In 1568, he co-founded the Discalced Carmelites ,with St. Teresa of Avila. (The were called discalced because they returned to the custom of walking bare foot.) St. Teresa had a vision for restoring the Carmelite order to its original austerity and seclusion from the world. St. John founded the first Discalced Carmelite monastery at Duruelo in 1569. There was great opposition to the reform within the Carmelite Order. He was imprisoned in Toledo by his superiors for 9 months, from December 1577 to August 1578, when he managed to escape after brutal treatment and privation.
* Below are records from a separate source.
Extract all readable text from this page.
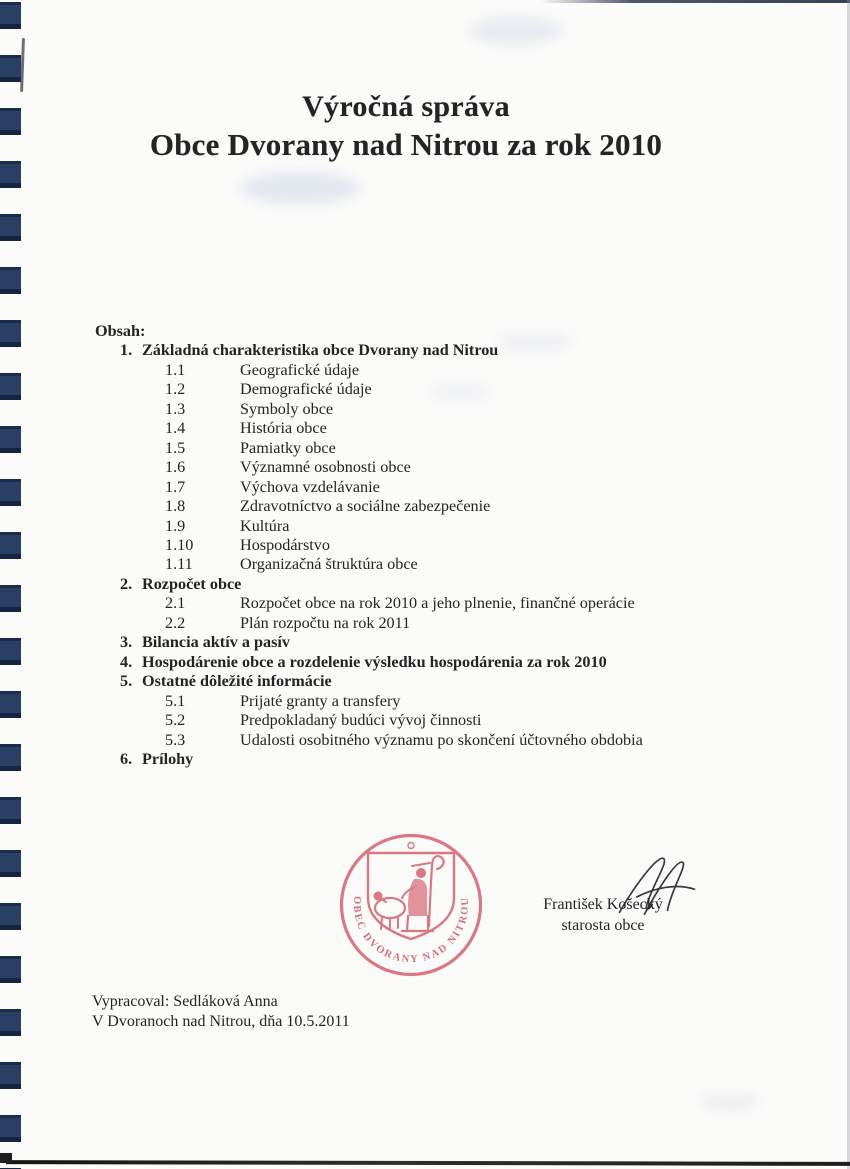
Výročná správa
Obce Dvorany nad Nitrou za rok 2010
Obsah:
1. Základná charakteristika obce Dvorany nad Nitrou
1.1	Geografické údaje
1.2	Demografické údaje
1.3	Symboly obce
1.4	História obce
1.5	Pamiatky obce
1.6	Významné osobnosti obce
1.7	Výchova vzdelávanie
1.8	Zdravotníctvo a sociálne zabezpečenie
1.9	Kultúra
1.10	Hospodárstvo
1.11	Organizačná štruktúra obce
2. Rozpočet obce
2.1	Rozpočet obce na rok 2010 a jeho plnenie, finančné operácie
2.2	Plán rozpočtu na rok 2011
3. Bilancia aktív a pasív
4. Hospodárenie obce a rozdelenie výsledku hospodárenia za rok 2010
5. Ostatné dôležité informácie
5.1	Prijaté granty a transfery
5.2	Predpokladaný budúci vývoj činnosti
5.3	Udalosti osobitného významu po skončení účtovného obdobia
6. Prílohy
OBEC DVORANY NAD NITROU	František Košecký
starosta obce
Vypracoval: Sedláková Anna
V Dvoranoch nad Nitrou, dňa 10.5.2011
His tormentors tried to sway him from his leadership of the reform movement, which had been legitimately authorized. Nevertheless, St. John of the Cross went on with the reform and produced wonderful poetry and treatises on the spiritual life.

It may seem incomprehensible to us today that there could be opposition to such a reform that would return an order to its original vision. However, many of the men and women in convents and monasteries at the time were placed there by their families, especially if they were younger sons and daughters. A position in the Church strengthened the family’s position and avoided the costs and alliances that came with marriages. Making the best of a bad situation, many of these men and women with “enforced” vocations tried to live as comfortable a life as possible. They weren’t called to live lives of austere, silent contemplation and fought the reform.
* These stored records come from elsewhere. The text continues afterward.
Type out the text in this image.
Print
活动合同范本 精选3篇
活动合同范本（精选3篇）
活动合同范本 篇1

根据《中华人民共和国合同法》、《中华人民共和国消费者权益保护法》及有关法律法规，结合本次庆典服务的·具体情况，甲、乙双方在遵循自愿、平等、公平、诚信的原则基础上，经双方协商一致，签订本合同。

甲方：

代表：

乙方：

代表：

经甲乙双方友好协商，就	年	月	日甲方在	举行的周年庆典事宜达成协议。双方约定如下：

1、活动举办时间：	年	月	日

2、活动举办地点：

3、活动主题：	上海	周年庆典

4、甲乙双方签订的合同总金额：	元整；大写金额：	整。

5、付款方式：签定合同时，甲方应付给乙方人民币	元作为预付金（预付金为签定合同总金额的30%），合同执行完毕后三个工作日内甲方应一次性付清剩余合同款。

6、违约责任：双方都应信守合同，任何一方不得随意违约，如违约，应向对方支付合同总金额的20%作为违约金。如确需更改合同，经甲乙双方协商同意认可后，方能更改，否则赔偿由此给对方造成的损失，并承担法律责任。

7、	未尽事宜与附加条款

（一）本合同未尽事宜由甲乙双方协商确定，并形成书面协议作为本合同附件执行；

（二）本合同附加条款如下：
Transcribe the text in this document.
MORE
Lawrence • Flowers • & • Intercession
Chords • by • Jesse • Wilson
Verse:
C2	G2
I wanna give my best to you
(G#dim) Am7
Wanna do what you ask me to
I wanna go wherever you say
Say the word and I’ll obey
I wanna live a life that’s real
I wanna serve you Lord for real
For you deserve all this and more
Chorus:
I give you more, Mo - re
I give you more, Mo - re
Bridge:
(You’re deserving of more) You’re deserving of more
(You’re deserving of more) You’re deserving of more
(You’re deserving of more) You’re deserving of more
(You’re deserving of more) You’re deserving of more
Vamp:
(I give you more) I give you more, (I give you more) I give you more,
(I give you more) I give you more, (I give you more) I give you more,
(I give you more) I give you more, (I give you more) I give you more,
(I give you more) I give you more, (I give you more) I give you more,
Just as he had suffered from those opposed to the reform, St. John’s latter years would be marked by suffering from those who embraced the reform but went too far in their austerity. When he opposed and corrected their excesses, they did their best to neutralize his influence. St. John of the Cross died in 1591 after he had been denied adequate medical attention and endured isolation. It seems that much of his maltreatment by both sides was not due entirely to his authorized reform activities. He was a “converso” and considered a renegade and certainly beneath the standing of so-called “pure bloods,” who resented and were shamed by his holiness and learning.

el-greco-toledo.jpg El Greco’s “View of Toledo”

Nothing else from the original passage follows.